Seit Neumond ist es mild geworden. Von den Dächern rinnt selbst nachts das Schmelzwasser und auch im Wald lichtet sich der Schnee, sodass bereits kleine Hügel von halb vermodertem Herbstlaub und Inseln trockener Grasbüsche es verkünden, dass der Winter an Kraft verliert. Der Himmel ist nach einem schnellen Regen, der durch den Westwind getrieben weiterzog, klar. Wie Wogen des himmlischen Meeres kam er auf und mäßigte sich dann wieder, um neue Kraft zu schöpfen. Mit den zerfetzten, dunklen Wolken ist nun auch der Wind dahin, sodass die letzten Strahlen der Abendsonne noch über den Hügeln gegenüber durchblicken konnten. Sie färbten das Firmament erst orange bis heftig rot, schließlich erhob sich ein nebeliges Violett, das in schwarzes Lila überging, um den Tag in die Nachtstille hinübergleiten zu lassen.

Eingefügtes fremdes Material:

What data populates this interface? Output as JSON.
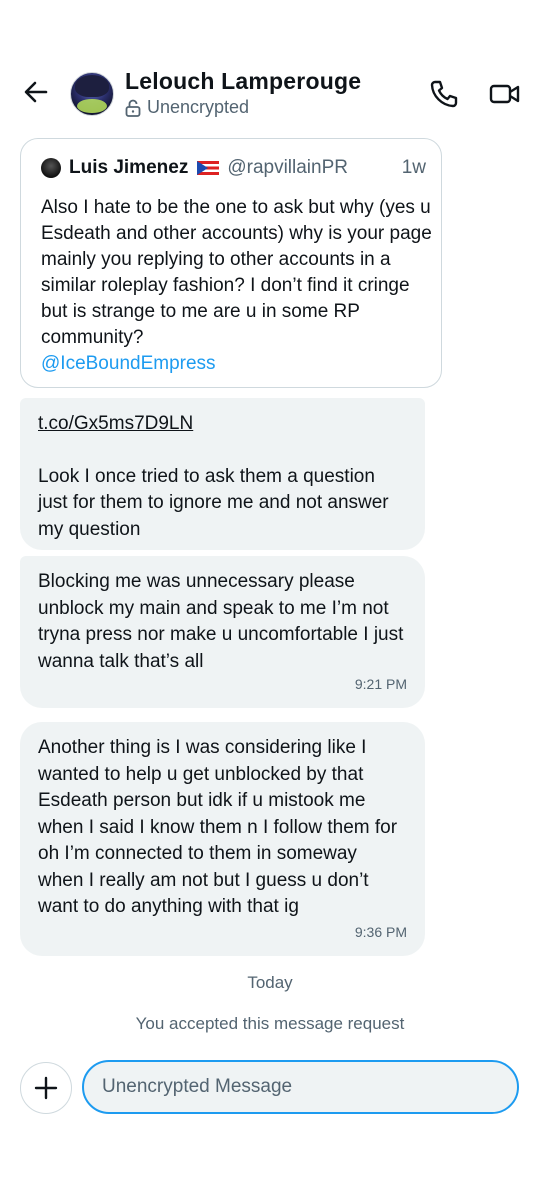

Auch wenn sich die feuchten Lumpen in Fetzen vom Körper schälen, schimmert einem in solchen Momenten nach jedem neuen Atemzug mehr und mehr ein Glauben daran entgegen, dass nach dem überstandenen Winter wieder Kraft in die Glieder fährt, und dass – in Gottes Namen – ein Leben noch möglich ist. Denn auch Vagabunden und Bettler mögen den Odem und den Kreislauf in sich, sei auch der Wunsch selbst nach einem Obdach unter ehrbaren Bürgern längst schon verflogen: an seinem puren Dasein kann man sich dennoch erfreuen. Behütete Menschen anderer Wirklichkeit verstehen es nur schwer, warum einer dieser Elenden vor auf ihn gehetzten Hunden noch die Flucht ergreift und sich wehrt, anstatt sich insgeheim darüber zu freuen, dass dieses inhaltslose Leben bald zu Ende geht. Auch wenn man für vogelfrei erklärt, von allen ausgestoßen und verfolgt wird, gibt es weder Argwohn noch Rachegedanken – ach, was! –, nicht einmal Enttäuschung mehr darüber. Es gibt allein das Leben, das nur sich selbst beinhaltet, das sich von allen Werten und auch vom Selbstmitleid losgesagt hat. Und auch wenn es eines Tages ausgeht, ohne einen einzigen Groschen Erbschaft jemandem zu hinterlassen oder auch nur einen Gedanken in einem Mitmenschen erzeugt zu haben, und wenn sich selbst im Himmel kein Tor für die emporsteigende Seele auftut und nicht einmal vom Purgatorium oder von der Hölle sich eine Vorahnung bestätigt, wird man teilnahmslos erlöschen. Warum soll es einen noch kümmern, wen und wann der ausgekühlte Leichnam noch erschaudert? Wenn jemand zu seinen Lebzeiten allen Mitmenschen gleichgültig war, wird dieser kleine Moment von Ärgernis bereits belanglos sein. Was kümmert, ist den Magen zu füllen, wenn Hunger aufkommt, Wasser zu haben, um den Durst zu löschen, ein Stück Sohlenleder zu finden, wenn das Schuhwerk durchlöchert ist, und alte Lumpen von Vogelscheuchen runterzuzerren, um den bloßen Körper zu verhüllen. Das ist alles.
Der Umhang ist feucht und nach diesem plötzlichen Regen gibt es kein Feuer, um sich zu trocknen. Sterne leuchten auf, die Mondsichel wird sichtbar und der Atem umgibt das Gesicht durch einen flüchtigen Nebel, der die Augen verschleiert und dazu ermutigt, einen Schlaf zu wagen, der hoffentlich bis zum Morgengrauen anhält, ohne sich halbwach herumwälzen zu müssen.
Am Rande der Lichtung steht der Nussbaum, der von altem Schlehdorn umwachsen ist. Er schützt, wo ich im Traum versinke – und in der Tat haben meine Finger auch noch fünf Nüsse im feuchten Laub und im Gras ertastet. Sie lassen sich leicht knacken, weil die Nässe sie bereits aufquellen ließ. Bitter sind sie. Aber an den bitteren Geschmack konnte man sich bereits gewöhnen. Das letzte Viertel von der fünften Nuss zerkaut – und schon entschwinde ich aus dem Wachzustand und sinke in eine Welt, in der ich in einem anderen Zuhause bin.